Solution: Get her \( z \)-score.

```
favstats(~height,data=m111survey)
```

```
mean sd
67.99 5.296
```

The mean is about 67.987 inches, and the SD is about 5.296 inches. Hence Linda's \( z \)-score is:

```
(72-67.987)/5.296
```

```
[1] 0.7577
```

The \( z \) score is about 0.76, which means that Linda is only about three-fourths of a standard deviation above the mean height.

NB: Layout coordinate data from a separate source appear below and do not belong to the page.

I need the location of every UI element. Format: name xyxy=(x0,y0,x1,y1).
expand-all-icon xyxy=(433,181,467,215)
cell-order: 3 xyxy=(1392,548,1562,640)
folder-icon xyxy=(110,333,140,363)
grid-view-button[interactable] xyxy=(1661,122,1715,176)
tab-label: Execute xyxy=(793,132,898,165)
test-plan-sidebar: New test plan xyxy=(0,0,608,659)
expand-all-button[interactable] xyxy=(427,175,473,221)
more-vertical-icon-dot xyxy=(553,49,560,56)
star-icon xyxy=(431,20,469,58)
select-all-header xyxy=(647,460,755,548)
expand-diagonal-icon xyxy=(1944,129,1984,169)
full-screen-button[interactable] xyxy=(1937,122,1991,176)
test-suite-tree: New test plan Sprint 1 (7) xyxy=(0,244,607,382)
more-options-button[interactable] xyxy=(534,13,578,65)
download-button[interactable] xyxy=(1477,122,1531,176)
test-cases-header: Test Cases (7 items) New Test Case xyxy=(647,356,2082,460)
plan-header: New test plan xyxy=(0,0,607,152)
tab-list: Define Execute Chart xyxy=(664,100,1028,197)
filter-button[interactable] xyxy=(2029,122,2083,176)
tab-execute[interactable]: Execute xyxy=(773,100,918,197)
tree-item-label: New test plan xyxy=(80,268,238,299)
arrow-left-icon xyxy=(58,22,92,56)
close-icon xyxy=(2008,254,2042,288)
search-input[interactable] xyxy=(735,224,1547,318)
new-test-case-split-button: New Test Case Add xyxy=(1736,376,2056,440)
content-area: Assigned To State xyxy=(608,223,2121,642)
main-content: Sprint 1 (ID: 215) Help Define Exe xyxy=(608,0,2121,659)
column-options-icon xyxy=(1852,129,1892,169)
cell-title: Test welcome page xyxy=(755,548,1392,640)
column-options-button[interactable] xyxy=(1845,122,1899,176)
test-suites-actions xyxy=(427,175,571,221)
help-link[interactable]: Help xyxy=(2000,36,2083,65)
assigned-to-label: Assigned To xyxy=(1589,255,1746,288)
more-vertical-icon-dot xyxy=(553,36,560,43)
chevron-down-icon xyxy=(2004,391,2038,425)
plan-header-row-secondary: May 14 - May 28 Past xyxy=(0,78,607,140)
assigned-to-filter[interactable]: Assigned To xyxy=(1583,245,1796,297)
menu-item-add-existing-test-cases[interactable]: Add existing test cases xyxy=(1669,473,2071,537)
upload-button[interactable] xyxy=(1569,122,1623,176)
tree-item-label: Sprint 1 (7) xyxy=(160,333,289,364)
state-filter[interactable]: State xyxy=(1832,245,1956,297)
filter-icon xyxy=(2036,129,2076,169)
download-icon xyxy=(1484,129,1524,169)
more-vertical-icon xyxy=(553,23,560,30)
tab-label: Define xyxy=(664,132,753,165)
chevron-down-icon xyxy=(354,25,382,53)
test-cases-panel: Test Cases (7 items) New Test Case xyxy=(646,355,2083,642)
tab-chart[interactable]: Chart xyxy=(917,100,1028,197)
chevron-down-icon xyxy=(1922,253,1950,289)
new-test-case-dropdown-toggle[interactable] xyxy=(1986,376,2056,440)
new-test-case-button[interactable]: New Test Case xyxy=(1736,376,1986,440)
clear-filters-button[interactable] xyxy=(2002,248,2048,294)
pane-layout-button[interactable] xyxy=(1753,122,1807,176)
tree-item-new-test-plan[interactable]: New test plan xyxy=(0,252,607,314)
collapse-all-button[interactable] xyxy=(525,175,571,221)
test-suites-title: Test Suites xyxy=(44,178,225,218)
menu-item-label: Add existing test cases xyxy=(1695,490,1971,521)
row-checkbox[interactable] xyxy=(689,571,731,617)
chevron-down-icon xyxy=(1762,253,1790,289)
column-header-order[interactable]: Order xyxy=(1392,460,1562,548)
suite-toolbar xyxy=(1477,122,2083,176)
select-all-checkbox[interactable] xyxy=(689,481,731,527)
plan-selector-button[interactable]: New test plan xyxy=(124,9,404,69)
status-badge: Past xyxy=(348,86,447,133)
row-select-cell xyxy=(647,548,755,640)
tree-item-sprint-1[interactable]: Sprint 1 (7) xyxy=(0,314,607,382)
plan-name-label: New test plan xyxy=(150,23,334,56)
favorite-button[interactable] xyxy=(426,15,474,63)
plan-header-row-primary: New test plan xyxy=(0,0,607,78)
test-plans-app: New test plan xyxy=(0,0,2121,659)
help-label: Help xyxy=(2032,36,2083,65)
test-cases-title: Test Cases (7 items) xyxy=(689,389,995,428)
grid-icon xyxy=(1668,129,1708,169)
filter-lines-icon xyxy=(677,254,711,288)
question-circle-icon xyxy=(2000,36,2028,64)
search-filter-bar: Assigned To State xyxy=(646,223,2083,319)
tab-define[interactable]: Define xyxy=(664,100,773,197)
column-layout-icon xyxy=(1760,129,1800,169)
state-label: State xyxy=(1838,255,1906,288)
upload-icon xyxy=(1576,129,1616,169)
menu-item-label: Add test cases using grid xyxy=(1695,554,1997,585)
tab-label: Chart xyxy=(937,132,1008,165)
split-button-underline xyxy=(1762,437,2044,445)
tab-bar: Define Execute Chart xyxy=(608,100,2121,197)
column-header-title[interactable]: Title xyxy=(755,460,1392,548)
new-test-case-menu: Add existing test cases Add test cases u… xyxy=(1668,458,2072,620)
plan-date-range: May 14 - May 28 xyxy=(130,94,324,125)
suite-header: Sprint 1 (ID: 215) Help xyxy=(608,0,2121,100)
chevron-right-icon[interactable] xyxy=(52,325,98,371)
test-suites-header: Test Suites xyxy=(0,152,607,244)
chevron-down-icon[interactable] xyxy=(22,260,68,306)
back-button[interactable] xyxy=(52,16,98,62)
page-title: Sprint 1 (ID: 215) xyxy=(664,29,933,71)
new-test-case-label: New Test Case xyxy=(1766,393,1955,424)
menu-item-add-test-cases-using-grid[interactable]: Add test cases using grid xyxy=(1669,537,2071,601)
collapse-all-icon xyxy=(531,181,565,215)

She is taller than average, but not unusually tall.

**Question**: Is Linda unusually tall, *for a female*?

**Solution**:

```
favstats(height~sex,data=m111survey)
```

```
.group mean sd
1 female 64.94 4.622
2 male 71.92 3.049
```

Linda's \( z \)-score relative to the *females* is:

```
(72-64.94)/4.622
```

```
[1] 1.527
```

So Linda is about 1.53 SDs above the mean female height.

That's more impressive, but still not terribly unusual.

- \( z \)-scores and our criterion for “surprise” make the most sense when the distribution is roughly bell-shaped.
- But even if the distribution is a bit skewed, they are still useful.